While there can be no question of subrogation here, neverthless we think the principle of the cited case is applicable. The appellant was not bound, in law or for his own protection, to expend money in order to secure a reversal of the judgment against his cotenant, and *91thereby remove the lien of that judgment from her undivided interest in the property. The appellant has not alleged in his answer, and there is no evidence, that these expenditures were made at the request of the respondent, and hence there was no implied obligation on her part to repay any portion of them.
We have treated this phase of the case as though it had been proven that the entire amount claimed was expended in the prosecution of the appeal to the supreme court. The fact is, that there is no segregation in the proof of the costs incurred in the circuit court from those in the supreme court. Obviously, there could be no contribution for expenses incurred in the circuit court before any judgment had been recovered. And since there is no segregation and no way of determining from the record how much of the expenses were incurred on the appeal, for that reason alone the item of $693.81 would not be allowable. It does appear in evidence, however, that the sum of $150 was paid by the appellant to an attorney for preparing a brief on appeal. Nevertheless, for the reasons heretofore given, we are of the opinion that the appellant is not entitled to enforce contribution by the respondent on account of any of the three items under discussion.
The only other question relates to appellant’s claim that from May 24, 1930, until June 12, 1931, respondent collected the rentals from the apartment house and failed to account to him for his share. On this issue respondent swore that during all the time in question, with the exception of a period of two months, she and the appellant were living together in the apartment house, although they were divorced, and, while it was true that she collected the rentals, she immediately turned them over to him.
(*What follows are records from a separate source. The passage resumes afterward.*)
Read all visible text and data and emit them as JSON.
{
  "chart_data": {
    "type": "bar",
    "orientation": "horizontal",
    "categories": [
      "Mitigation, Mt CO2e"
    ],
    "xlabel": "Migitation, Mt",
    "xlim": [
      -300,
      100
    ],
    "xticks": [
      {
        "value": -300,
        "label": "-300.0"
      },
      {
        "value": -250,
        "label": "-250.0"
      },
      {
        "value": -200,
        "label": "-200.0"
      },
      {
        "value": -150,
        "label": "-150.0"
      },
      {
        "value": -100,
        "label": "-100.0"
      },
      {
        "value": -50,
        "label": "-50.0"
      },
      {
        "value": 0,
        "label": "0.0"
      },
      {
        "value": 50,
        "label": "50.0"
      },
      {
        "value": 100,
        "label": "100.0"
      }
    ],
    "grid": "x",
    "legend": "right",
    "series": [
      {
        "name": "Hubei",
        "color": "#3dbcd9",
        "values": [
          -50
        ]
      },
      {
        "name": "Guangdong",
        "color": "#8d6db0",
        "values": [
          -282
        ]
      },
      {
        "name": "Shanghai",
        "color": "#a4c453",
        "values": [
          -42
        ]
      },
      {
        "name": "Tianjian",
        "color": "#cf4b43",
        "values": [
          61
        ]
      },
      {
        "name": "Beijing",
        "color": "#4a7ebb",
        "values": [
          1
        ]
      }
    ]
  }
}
The appellant admitted on *92the witness stand- that he had received some of the rentals from her, bnt stated that he did not know how much. In view of her positive testimony on the subject, which was only qualifiedly denied by him, we accept her statement, as did the learned circuit judge, and on this issue we find against the appellant.
So far as we are able to ascertain from the briefs of counsel and the oral argument, no other complaints are made by the appellant of the decision of the court below. In the brief, of counsel for respondent there are criticisms of the decree which are not without merit, but, as she has not appealed, we are without power to grant her relief.
The decree of the circuit court is affirmed.
Rand, C. J., and Belt and Bailey, JJ., concur.